Los papeles del Oregon estaban en orden, y una inspección de aduanas no descubrió nada sospechoso. En los conocimientos de embarque figuraba que transportaba bobinas de papel desde Alemania a diversos puertos del Caribe, y cuando se abrieron las escotillas, los inspectores vieron las enormes bobinas, cada una de las cuales pesaba más de ocho toneladas.

Por supuesto, las bobinas, como la ruinosa apariencia del barco, eran sólo eso: una fachada. Tan sólo tenían un pie de espesor y eran como el falso fondo de una maleta de espías. Y pesaban menos de quinientos kilos.

Subió la pasarela y miró a popa, un ritual siempre repetido. Por lo general, el barco ondeaba la bandera de la República Islámica de Irán, una añagaza más que sumar a las otras, y la tradición incluía saludarla con una peineta. Para que su estancia fuera menos problemática, el Oregon llevaba matrícula de Panamá, y la bandera de ese país dividida en cuatro cuarteles, de color blanco, azul y rojo, con una estrella azul y otra roja, colgaba en su asta.

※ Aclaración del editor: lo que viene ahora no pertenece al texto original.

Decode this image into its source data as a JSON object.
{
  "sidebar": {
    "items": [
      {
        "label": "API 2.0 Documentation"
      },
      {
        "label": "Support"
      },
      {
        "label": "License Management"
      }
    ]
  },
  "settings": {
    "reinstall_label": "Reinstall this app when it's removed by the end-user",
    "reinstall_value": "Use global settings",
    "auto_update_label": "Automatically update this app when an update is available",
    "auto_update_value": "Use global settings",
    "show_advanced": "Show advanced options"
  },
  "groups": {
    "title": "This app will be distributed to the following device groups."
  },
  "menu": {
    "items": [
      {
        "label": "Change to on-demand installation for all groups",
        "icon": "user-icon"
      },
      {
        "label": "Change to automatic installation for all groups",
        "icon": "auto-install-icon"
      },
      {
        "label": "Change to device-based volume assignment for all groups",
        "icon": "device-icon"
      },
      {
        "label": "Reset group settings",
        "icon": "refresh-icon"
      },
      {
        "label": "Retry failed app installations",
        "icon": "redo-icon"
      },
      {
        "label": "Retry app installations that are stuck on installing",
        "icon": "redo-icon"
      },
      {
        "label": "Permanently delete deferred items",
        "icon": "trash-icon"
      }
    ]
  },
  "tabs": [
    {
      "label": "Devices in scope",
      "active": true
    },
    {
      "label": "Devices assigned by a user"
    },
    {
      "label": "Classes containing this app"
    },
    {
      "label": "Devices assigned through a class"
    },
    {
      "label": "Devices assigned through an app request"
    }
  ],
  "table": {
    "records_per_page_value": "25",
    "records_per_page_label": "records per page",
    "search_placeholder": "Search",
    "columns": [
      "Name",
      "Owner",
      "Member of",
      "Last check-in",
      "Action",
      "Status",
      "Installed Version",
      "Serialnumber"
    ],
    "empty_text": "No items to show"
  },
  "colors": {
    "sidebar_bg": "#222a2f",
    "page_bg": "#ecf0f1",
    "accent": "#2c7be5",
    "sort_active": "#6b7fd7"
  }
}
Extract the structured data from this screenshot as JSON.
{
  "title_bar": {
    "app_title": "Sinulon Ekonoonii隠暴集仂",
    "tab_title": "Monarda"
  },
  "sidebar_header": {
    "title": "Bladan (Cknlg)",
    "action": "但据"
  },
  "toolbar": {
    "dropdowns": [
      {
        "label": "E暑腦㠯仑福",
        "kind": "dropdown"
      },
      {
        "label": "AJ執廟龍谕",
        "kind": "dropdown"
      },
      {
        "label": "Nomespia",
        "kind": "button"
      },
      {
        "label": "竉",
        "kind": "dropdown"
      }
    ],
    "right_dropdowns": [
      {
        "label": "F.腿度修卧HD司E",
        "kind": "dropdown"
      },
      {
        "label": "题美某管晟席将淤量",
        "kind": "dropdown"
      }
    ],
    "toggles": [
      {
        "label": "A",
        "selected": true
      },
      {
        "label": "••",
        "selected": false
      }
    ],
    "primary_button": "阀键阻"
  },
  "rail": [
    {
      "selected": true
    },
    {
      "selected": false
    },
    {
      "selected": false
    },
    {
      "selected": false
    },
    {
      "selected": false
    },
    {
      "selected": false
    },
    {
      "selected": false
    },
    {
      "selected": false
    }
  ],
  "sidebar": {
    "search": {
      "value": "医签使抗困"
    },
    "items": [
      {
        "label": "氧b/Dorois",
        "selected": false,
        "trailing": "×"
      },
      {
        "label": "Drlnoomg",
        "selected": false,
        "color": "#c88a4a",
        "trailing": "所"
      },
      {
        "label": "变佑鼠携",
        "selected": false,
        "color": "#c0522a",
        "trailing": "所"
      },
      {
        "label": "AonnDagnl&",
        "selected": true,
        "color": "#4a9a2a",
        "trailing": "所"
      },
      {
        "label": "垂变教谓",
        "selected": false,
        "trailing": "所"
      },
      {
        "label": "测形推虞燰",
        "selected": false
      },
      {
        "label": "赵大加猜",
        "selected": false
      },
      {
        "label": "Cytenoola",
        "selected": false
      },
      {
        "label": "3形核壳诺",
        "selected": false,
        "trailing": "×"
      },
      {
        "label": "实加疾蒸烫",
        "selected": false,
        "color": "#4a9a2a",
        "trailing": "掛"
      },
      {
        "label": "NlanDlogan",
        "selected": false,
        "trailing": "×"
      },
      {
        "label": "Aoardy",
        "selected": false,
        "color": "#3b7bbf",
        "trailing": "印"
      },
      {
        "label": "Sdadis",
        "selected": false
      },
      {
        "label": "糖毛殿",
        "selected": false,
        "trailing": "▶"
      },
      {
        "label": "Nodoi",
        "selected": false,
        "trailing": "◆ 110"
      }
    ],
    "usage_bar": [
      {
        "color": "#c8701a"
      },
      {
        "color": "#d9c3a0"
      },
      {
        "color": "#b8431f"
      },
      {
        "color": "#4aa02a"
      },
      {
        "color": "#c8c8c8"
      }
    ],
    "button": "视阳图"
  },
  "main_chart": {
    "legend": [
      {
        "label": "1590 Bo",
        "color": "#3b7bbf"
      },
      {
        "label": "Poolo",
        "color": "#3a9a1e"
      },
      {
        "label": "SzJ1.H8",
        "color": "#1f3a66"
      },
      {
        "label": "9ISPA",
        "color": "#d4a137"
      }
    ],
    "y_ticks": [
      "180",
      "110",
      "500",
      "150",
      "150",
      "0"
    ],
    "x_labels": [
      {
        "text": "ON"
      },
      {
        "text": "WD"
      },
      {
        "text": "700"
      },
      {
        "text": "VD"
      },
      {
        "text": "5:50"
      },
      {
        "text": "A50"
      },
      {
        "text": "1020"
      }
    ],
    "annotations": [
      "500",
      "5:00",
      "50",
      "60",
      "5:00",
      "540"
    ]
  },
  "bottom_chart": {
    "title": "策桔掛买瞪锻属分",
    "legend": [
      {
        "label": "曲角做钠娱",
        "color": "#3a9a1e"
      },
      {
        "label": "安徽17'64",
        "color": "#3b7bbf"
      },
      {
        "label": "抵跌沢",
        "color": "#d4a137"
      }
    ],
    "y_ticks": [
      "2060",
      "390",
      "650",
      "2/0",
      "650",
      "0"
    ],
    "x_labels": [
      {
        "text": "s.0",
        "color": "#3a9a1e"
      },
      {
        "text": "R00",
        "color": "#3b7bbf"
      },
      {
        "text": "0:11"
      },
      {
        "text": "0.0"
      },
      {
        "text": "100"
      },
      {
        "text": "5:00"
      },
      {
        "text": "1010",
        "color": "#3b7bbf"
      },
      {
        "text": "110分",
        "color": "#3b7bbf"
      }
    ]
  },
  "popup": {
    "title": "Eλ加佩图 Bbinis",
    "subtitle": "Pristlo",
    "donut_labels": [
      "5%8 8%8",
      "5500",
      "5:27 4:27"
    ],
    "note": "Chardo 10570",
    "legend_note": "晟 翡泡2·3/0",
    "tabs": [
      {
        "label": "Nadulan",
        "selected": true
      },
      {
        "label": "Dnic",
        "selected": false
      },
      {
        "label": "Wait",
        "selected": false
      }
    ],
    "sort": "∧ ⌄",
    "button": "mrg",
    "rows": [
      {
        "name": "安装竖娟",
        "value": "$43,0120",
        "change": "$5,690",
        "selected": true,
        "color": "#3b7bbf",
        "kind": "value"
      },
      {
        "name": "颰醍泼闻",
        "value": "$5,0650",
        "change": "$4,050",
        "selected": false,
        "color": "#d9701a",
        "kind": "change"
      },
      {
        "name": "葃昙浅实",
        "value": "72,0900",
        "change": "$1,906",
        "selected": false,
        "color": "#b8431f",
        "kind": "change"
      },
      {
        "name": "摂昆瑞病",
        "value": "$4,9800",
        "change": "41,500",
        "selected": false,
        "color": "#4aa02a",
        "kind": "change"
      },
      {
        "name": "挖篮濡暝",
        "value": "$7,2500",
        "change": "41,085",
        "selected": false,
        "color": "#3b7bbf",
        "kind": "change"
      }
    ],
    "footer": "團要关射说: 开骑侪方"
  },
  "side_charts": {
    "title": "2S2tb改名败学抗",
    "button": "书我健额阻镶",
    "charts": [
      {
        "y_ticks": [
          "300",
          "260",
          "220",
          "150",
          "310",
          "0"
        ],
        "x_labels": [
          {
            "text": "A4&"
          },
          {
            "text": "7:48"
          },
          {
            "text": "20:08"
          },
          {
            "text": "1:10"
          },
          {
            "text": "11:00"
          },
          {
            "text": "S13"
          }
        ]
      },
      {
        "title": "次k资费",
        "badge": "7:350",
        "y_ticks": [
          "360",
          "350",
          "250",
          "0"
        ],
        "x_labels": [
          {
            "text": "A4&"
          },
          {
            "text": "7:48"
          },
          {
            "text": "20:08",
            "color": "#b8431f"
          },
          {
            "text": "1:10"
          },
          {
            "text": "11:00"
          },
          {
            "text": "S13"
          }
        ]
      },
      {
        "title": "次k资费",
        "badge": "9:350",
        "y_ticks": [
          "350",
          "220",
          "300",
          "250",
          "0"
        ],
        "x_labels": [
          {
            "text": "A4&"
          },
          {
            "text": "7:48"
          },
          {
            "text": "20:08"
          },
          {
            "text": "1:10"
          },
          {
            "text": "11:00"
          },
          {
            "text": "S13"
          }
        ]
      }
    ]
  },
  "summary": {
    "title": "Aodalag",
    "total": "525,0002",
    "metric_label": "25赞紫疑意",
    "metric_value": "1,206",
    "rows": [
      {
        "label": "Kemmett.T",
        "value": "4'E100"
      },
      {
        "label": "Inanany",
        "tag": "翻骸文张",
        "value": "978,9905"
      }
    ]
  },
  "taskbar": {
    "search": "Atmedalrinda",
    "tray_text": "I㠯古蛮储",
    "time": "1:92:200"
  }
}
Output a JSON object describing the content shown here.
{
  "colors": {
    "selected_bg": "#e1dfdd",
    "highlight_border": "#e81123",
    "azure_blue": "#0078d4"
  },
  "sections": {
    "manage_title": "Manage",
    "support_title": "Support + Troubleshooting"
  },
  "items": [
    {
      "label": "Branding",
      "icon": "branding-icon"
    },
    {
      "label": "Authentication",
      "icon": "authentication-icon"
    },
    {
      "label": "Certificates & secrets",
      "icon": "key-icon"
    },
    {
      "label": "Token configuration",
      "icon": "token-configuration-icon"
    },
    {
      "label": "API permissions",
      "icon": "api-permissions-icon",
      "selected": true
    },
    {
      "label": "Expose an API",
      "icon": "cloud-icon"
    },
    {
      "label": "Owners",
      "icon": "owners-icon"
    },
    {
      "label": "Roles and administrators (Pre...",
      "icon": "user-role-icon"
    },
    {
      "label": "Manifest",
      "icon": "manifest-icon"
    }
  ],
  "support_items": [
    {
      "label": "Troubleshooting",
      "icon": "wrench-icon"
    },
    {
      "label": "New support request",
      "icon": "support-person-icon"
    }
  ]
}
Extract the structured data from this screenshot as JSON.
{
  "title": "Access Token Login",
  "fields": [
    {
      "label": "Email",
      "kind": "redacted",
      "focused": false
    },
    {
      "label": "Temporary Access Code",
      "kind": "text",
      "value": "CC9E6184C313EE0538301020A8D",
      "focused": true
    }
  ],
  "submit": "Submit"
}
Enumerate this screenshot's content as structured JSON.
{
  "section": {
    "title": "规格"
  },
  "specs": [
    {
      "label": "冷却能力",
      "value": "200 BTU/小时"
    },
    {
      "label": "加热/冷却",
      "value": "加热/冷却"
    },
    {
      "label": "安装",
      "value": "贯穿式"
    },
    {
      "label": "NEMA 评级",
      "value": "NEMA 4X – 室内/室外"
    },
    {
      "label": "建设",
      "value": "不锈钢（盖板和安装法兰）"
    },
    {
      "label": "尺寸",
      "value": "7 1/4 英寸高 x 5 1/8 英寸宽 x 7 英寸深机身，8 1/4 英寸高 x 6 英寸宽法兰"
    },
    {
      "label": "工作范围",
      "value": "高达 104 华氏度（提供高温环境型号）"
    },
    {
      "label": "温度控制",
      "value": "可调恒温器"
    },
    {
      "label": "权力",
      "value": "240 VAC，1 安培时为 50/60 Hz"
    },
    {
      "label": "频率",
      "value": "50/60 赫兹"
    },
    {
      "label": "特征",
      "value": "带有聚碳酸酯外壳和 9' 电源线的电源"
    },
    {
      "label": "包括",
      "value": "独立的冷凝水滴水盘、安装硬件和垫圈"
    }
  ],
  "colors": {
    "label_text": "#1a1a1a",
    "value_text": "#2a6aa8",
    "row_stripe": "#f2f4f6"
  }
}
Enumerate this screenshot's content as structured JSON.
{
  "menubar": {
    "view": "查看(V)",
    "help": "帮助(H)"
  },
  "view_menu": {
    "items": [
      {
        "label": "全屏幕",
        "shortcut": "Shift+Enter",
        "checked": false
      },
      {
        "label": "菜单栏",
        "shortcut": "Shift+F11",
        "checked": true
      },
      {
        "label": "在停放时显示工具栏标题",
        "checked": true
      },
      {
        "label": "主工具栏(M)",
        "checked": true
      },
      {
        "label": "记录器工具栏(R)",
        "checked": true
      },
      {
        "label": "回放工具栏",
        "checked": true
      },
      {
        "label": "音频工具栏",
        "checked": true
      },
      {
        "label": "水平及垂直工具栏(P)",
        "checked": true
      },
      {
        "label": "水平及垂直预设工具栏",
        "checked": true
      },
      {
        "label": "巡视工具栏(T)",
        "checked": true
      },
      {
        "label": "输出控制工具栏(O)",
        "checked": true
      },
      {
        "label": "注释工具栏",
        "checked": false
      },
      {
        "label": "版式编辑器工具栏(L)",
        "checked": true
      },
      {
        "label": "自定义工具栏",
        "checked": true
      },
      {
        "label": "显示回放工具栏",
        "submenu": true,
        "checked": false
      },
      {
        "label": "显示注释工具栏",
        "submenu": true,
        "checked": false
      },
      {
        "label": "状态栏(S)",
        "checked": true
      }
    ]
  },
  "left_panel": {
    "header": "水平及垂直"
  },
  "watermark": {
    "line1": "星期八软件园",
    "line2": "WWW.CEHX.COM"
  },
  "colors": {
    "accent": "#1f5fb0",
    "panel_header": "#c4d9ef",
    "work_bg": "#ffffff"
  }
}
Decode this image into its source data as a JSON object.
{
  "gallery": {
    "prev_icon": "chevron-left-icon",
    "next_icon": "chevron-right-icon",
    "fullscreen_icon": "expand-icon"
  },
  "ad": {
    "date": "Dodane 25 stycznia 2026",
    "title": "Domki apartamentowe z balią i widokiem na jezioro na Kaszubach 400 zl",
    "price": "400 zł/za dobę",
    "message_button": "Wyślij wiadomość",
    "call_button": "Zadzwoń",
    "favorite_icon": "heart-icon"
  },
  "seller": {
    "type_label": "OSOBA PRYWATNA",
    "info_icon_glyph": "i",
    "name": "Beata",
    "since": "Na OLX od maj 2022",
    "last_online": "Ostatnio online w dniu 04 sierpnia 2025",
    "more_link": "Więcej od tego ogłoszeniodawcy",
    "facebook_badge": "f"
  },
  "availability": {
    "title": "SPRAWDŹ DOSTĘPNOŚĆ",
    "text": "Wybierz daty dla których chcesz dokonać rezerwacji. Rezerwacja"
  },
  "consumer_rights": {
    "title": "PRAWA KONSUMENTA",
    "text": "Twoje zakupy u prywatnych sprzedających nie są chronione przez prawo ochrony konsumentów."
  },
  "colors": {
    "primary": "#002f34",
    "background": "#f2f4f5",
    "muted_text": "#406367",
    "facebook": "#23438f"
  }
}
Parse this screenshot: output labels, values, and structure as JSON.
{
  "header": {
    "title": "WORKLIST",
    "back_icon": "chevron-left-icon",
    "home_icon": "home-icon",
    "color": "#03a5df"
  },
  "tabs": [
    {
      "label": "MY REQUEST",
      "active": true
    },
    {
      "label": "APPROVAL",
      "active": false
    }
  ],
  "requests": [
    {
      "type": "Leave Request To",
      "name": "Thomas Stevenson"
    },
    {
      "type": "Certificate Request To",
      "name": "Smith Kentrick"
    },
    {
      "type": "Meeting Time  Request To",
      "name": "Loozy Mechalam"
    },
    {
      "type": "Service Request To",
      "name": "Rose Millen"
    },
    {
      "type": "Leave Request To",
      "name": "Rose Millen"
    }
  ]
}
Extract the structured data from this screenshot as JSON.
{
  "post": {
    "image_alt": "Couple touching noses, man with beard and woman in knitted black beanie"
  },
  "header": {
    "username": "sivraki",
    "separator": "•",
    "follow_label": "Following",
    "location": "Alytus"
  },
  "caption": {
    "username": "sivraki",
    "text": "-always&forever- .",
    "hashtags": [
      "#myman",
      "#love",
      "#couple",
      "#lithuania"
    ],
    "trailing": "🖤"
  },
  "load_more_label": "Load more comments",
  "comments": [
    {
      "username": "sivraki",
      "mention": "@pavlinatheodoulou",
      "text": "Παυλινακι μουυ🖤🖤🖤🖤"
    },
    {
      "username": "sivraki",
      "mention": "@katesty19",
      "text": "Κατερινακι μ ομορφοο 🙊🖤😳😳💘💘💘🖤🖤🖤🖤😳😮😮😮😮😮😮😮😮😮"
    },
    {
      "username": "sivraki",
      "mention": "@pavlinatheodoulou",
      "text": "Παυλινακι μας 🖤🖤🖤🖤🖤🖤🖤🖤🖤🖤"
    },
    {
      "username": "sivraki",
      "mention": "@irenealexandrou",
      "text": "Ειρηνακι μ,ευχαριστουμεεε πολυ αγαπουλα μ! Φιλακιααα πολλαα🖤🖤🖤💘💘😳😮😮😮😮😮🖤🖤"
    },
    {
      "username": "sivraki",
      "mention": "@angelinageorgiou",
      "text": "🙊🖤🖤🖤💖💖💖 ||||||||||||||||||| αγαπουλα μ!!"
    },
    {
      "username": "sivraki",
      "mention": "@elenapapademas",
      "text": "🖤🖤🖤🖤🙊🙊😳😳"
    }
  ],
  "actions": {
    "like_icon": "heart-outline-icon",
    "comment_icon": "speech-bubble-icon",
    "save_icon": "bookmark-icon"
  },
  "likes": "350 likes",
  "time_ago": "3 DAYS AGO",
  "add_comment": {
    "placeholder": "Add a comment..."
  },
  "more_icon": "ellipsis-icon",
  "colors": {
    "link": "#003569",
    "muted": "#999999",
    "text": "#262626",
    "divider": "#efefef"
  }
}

El interior de la superestructura del barco hacía juego con el exterior, con sus pasillos lóbregos, pintura desconchada y suficiente polvo para llenar la caja de arena de un niño. Los suelos eran en su mayoría de metal desnudo o losas de vinilo barato. Sólo el camarote del capitán contaba con alfombra, pero ésta servía tanto para exteriores como para interiores, y era tan afelpada como la arpillera. Disimuladas dentro del bloque de alojamientos había puertas que conducían a espacios ocultos y mucho más opulentos, donde la tripulación vivía y trabajaba.

Juan Cabrillo se acercó a una de dichas puertas, atravesó la cocina impregnada de grasa y el desastrado comedor. La puerta secreta se abría utilizando un escáner retiniano oculto en el ombligo de una belleza en bikini que adornaba un cartel de viajes pegado a la pared, junto con otros adornos baratos típicos de una tripulación de marineros misóginos.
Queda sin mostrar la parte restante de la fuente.